"I’m writing a play about the nature of truth, and how difficult it is to convey the truth when everybody is speaking a different language. For example, the word ‘terrorist’ and the word ‘freedom fighter’ are used to refer to the exact same people at the exact same time. With everyone speaking differently, truth is almost impossible to agree upon. Yet believing in the existence of truth is the only thing that keeps us from devolving into tribal warfare. Because without the existence of truth, the person who is most powerful becomes the person who is right."
“I want to get a joint law degree and a Ph.D. in the sociology of immigration to study immigration law. My interest has a lot to do with my Haitian identity: most of my family were undocumented immigrants, and it was only because of a last-minute executive order that we managed to get our papers. I was one of only 50,000 people to gain residency from the order, but a lot of my relatives remain undocumented and are still trying to figure out the system. I don’t think such an arbitrary immigration system is fair. It tears families apart and causes a lot of stress, and that’s putting it mildly.
“That’s why I do what I do. I want to combine research and policy: most of the time, immigration law and the sociology of immigration are studied in bubbles. While there’s a ton of literature on the sociology of immigration, our immigration law is a lot less sophisticated and of lower quality. It doesn’t take into account such things as assimilation and, more importantly, doesn’t at all interact with sociological studies.
“Often, a lot of nuances are completely lost. People compare immigrants to racial “groups”, not even realizing for instance that “Latino” is not a racial group. Some statistics compare all black immigrants to African Americans. The problem is that immigrants come into this country with very different degrees of social capital. Haitian immigrants, for example, are more directly comparable to Mexican immigrants in terms of social capital than they are to Jamaican and Nigerian immigrants. For some people, however, it’s just ‘Oh, black people! They’re all the same.’

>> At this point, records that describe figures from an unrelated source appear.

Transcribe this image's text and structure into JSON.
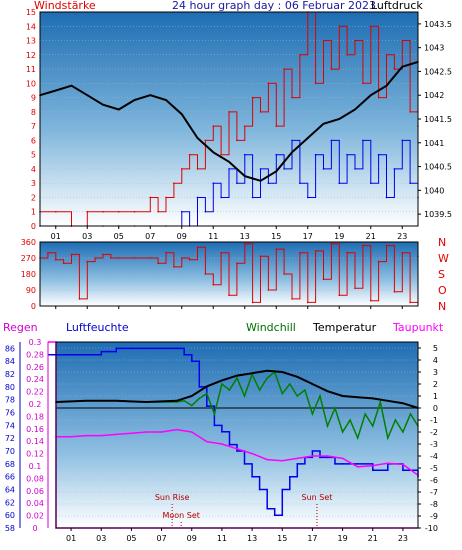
{
  "colors": {
    "background": "#ffffff",
    "plot_top": "#1f6fb4",
    "plot_bottom": "#ffffff",
    "red": "#e00000",
    "blue": "#0000ee",
    "black": "#000000",
    "green": "#008000",
    "magenta": "#ff00ff",
    "dark_red": "#b00000"
  },
  "chart_data": [
    {
      "type": "line",
      "title": "24 hour graph day : 06 Februar 2023",
      "left_label": "Windstärke",
      "right_label": "Luftdruck",
      "x_ticks": [
        "01",
        "03",
        "05",
        "07",
        "09",
        "11",
        "13",
        "15",
        "17",
        "19",
        "21",
        "23"
      ],
      "y_left_ticks": [
        "0",
        "1",
        "2",
        "3",
        "4",
        "5",
        "6",
        "7",
        "8",
        "9",
        "10",
        "11",
        "12",
        "13",
        "14",
        "15"
      ],
      "y_right_ticks": [
        "1039.5",
        "1040",
        "1040.5",
        "1041",
        "1041.5",
        "1042",
        "1042.5",
        "1043",
        "1043.5"
      ],
      "ylim_left": [
        0,
        15
      ],
      "ylim_right": [
        1039.25,
        1043.75
      ],
      "series": [
        {
          "name": "Windstärke",
          "axis": "left",
          "color": "red",
          "x": [
            0,
            1,
            2,
            3,
            4,
            5,
            6,
            7,
            7.5,
            8,
            8.5,
            9,
            9.5,
            10,
            10.5,
            11,
            11.5,
            12,
            12.5,
            13,
            13.5,
            14,
            14.5,
            15,
            15.5,
            16,
            16.5,
            17,
            17.5,
            18,
            18.5,
            19,
            19.5,
            20,
            20.5,
            21,
            21.5,
            22,
            22.5,
            23,
            23.5,
            24
          ],
          "values": [
            1,
            1,
            0,
            1,
            1,
            1,
            1,
            2,
            1,
            2,
            3,
            4,
            5,
            4,
            6,
            7,
            5,
            8,
            6,
            7,
            9,
            8,
            10,
            7,
            11,
            9,
            12,
            15,
            10,
            13,
            11,
            14,
            12,
            13,
            10,
            14,
            9,
            12,
            11,
            13,
            8,
            7
          ]
        },
        {
          "name": "Windböen",
          "axis": "left",
          "color": "blue",
          "x": [
            0,
            1,
            2,
            3,
            4,
            5,
            6,
            7,
            8,
            9,
            9.5,
            10,
            10.5,
            11,
            11.5,
            12,
            12.5,
            13,
            13.5,
            14,
            14.5,
            15,
            15.5,
            16,
            16.5,
            17,
            17.5,
            18,
            18.5,
            19,
            19.5,
            20,
            20.5,
            21,
            21.5,
            22,
            22.5,
            23,
            23.5,
            24
          ],
          "values": [
            0,
            0,
            0,
            0,
            0,
            0,
            0,
            0,
            0,
            1,
            0,
            2,
            1,
            3,
            2,
            4,
            3,
            5,
            2,
            4,
            3,
            5,
            4,
            6,
            3,
            2,
            5,
            4,
            6,
            3,
            5,
            4,
            6,
            3,
            5,
            2,
            4,
            6,
            3,
            2
          ]
        },
        {
          "name": "Luftdruck",
          "axis": "right",
          "color": "black",
          "x": [
            0,
            1,
            2,
            3,
            4,
            5,
            6,
            7,
            8,
            9,
            10,
            11,
            12,
            13,
            14,
            15,
            16,
            17,
            18,
            19,
            20,
            21,
            22,
            23,
            24
          ],
          "values": [
            1042.0,
            1042.1,
            1042.2,
            1042.0,
            1041.8,
            1041.7,
            1041.9,
            1042.0,
            1041.9,
            1041.6,
            1041.1,
            1040.8,
            1040.6,
            1040.3,
            1040.2,
            1040.4,
            1040.8,
            1041.1,
            1041.4,
            1041.5,
            1041.7,
            1042.0,
            1042.2,
            1042.6,
            1042.7
          ]
        }
      ]
    },
    {
      "type": "line",
      "title": "",
      "x_ticks": [
        "01",
        "03",
        "05",
        "07",
        "09",
        "11",
        "13",
        "15",
        "17",
        "19",
        "21",
        "23"
      ],
      "y_left_ticks": [
        "0",
        "90",
        "180",
        "270",
        "360"
      ],
      "y_right_ticks": [
        "N",
        "W",
        "S",
        "O",
        "N"
      ],
      "ylim": [
        0,
        360
      ],
      "series": [
        {
          "name": "Windrichtung",
          "color": "red",
          "x": [
            0,
            0.5,
            1,
            1.5,
            2,
            2.5,
            3,
            3.5,
            4,
            4.5,
            5,
            6,
            7,
            7.5,
            8,
            8.5,
            9,
            9.5,
            10,
            10.5,
            11,
            11.5,
            12,
            12.5,
            13,
            13.5,
            14,
            14.5,
            15,
            15.5,
            16,
            16.5,
            17,
            17.5,
            18,
            18.5,
            19,
            19.5,
            20,
            20.5,
            21,
            21.5,
            22,
            22.5,
            23,
            23.5,
            24
          ],
          "values": [
            270,
            300,
            260,
            240,
            290,
            40,
            250,
            270,
            290,
            270,
            270,
            270,
            270,
            240,
            300,
            220,
            270,
            260,
            330,
            180,
            120,
            300,
            60,
            240,
            350,
            20,
            280,
            90,
            320,
            180,
            40,
            300,
            20,
            310,
            150,
            350,
            60,
            300,
            100,
            340,
            30,
            250,
            340,
            80,
            300,
            20,
            280
          ]
        }
      ]
    },
    {
      "type": "line",
      "title": "",
      "labels": {
        "regen": "Regen",
        "luftfeuchte": "Luftfeuchte",
        "windchill": "Windchill",
        "temperatur": "Temperatur",
        "taupunkt": "Taupunkt"
      },
      "x_ticks": [
        "01",
        "03",
        "05",
        "07",
        "09",
        "11",
        "13",
        "15",
        "17",
        "19",
        "21",
        "23"
      ],
      "y_regen_ticks": [
        "0",
        "0.02",
        "0.04",
        "0.06",
        "0.08",
        "0.1",
        "0.12",
        "0.14",
        "0.16",
        "0.18",
        "0.2",
        "0.22",
        "0.24",
        "0.26",
        "0.28",
        "0.3"
      ],
      "y_humidity_ticks": [
        "58",
        "60",
        "62",
        "64",
        "66",
        "68",
        "70",
        "72",
        "74",
        "76",
        "78",
        "80",
        "82",
        "84",
        "86"
      ],
      "y_temp_ticks": [
        "5",
        "4",
        "3",
        "2",
        "1",
        "0",
        "-1",
        "-2",
        "-3",
        "-4",
        "-5",
        "-6",
        "-7",
        "-8",
        "-9",
        "-10"
      ],
      "ylim_regen": [
        0,
        0.3
      ],
      "ylim_humidity": [
        58,
        87
      ],
      "ylim_temp": [
        -10,
        5.5
      ],
      "annotations": [
        {
          "text": "Sun Rise",
          "x": 7.7
        },
        {
          "text": "Moon Set",
          "x": 8.3
        },
        {
          "text": "Sun Set",
          "x": 17.3
        }
      ],
      "series": [
        {
          "name": "Regen",
          "axis": "regen",
          "color": "magenta",
          "x": [
            -0.5,
            0,
            24
          ],
          "values": [
            0.3,
            0,
            0
          ]
        },
        {
          "name": "Luftfeuchte",
          "axis": "humidity",
          "color": "blue",
          "x": [
            -0.5,
            1,
            3,
            4,
            5,
            6,
            7,
            8,
            8.5,
            9,
            9.5,
            10,
            10.5,
            11,
            11.5,
            12,
            12.5,
            13,
            13.5,
            14,
            14.5,
            15,
            15.5,
            16,
            16.5,
            17,
            17.5,
            18,
            18.5,
            19,
            20,
            21,
            22,
            23,
            24
          ],
          "values": [
            85,
            85,
            85.5,
            86,
            86,
            86,
            86,
            86,
            85,
            84,
            80,
            77,
            74,
            73,
            71,
            70,
            68,
            66,
            64,
            61,
            60,
            64,
            66,
            68,
            69,
            70,
            69,
            69,
            68,
            68,
            68,
            67,
            68,
            67,
            66
          ]
        },
        {
          "name": "Windchill",
          "axis": "temp",
          "color": "green",
          "x": [
            0,
            2,
            4,
            6,
            8,
            8.5,
            9,
            9.5,
            10,
            10.5,
            11,
            11.5,
            12,
            12.5,
            13,
            13.5,
            14,
            14.5,
            15,
            15.5,
            16,
            16.5,
            17,
            17.5,
            18,
            18.5,
            19,
            19.5,
            20,
            20.5,
            21,
            21.5,
            22,
            22.5,
            23,
            23.5,
            24
          ],
          "values": [
            0.5,
            0.6,
            0.6,
            0.5,
            0.5,
            0.6,
            0.2,
            0.8,
            1.2,
            -0.5,
            2.0,
            1.5,
            2.5,
            1.0,
            2.8,
            1.5,
            2.5,
            3.0,
            1.2,
            2.0,
            1.0,
            1.5,
            -0.5,
            1.0,
            -1.5,
            0,
            -2.0,
            -1.0,
            -2.5,
            -0.5,
            -1.5,
            0.5,
            -2.5,
            -1.0,
            -2.0,
            -0.5,
            -1.5
          ]
        },
        {
          "name": "Temperatur",
          "axis": "temp",
          "color": "black",
          "x": [
            0,
            2,
            4,
            6,
            8,
            9,
            10,
            11,
            12,
            13,
            14,
            15,
            16,
            17,
            18,
            19,
            20,
            21,
            22,
            23,
            24
          ],
          "values": [
            0.5,
            0.6,
            0.6,
            0.5,
            0.6,
            1.0,
            1.8,
            2.3,
            2.7,
            2.9,
            3.1,
            3.0,
            2.6,
            2.0,
            1.4,
            1.0,
            0.9,
            0.8,
            0.6,
            0.4,
            0.0
          ]
        },
        {
          "name": "Taupunkt",
          "axis": "temp",
          "color": "magenta",
          "x": [
            0,
            1,
            2,
            3,
            4,
            5,
            6,
            7,
            8,
            9,
            10,
            11,
            12,
            13,
            14,
            15,
            16,
            17,
            18,
            19,
            20,
            21,
            22,
            23,
            24
          ],
          "values": [
            -2.4,
            -2.4,
            -2.3,
            -2.3,
            -2.2,
            -2.1,
            -2.0,
            -2.0,
            -1.8,
            -2.0,
            -2.8,
            -3.0,
            -3.4,
            -3.8,
            -4.3,
            -4.4,
            -4.2,
            -4.0,
            -4.0,
            -4.2,
            -4.9,
            -4.8,
            -4.6,
            -4.7,
            -5.6
          ]
        }
      ]
    }
  ]
}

“I was also involved in the ‘I, Too, Am Harvard’ campaign. It was a good campaign, but I feel we also have to talk about the larger issues. It’s not that microaggression isn’t important, I’m just more interested in the structural forces behind it: the consistent lack of funding for schools, or the way schools regularly fail students of color. When I was in high school my teachers said to me all the time, ‘You are very articulate for a black girl.’ I heard that even when I got to Harvard, which is why it was my quote in the campaign.”
“What other examples of microaggression have you encountered?”
“When I applied to Harvard, the first thing my interviewer asked me was if I knew anyone who had died during the earthquake in Haiti. My grandmother had died four days before that. I’ve never wanted to choke someone so much. Also, when I was sixteen a friend’s parent asked me if I had AIDS.
“Yet, while it’s good to talk about how such microaggessions make you feel, sometimes the larger picture gets lost. Going back to the ‘articulate for a black girl’ example, that wasn’t the real issue for me: it was simply a small fraction of a larger structural problem that bothered me much more. My high school’s majority was black and poor – that statement expressed the fact that my teachers didn’t expect you to do well despite the circumstances. Those words made me feel bad, but what made me feel terrible was that the teachers didn’t think that it was their job to help me do better.”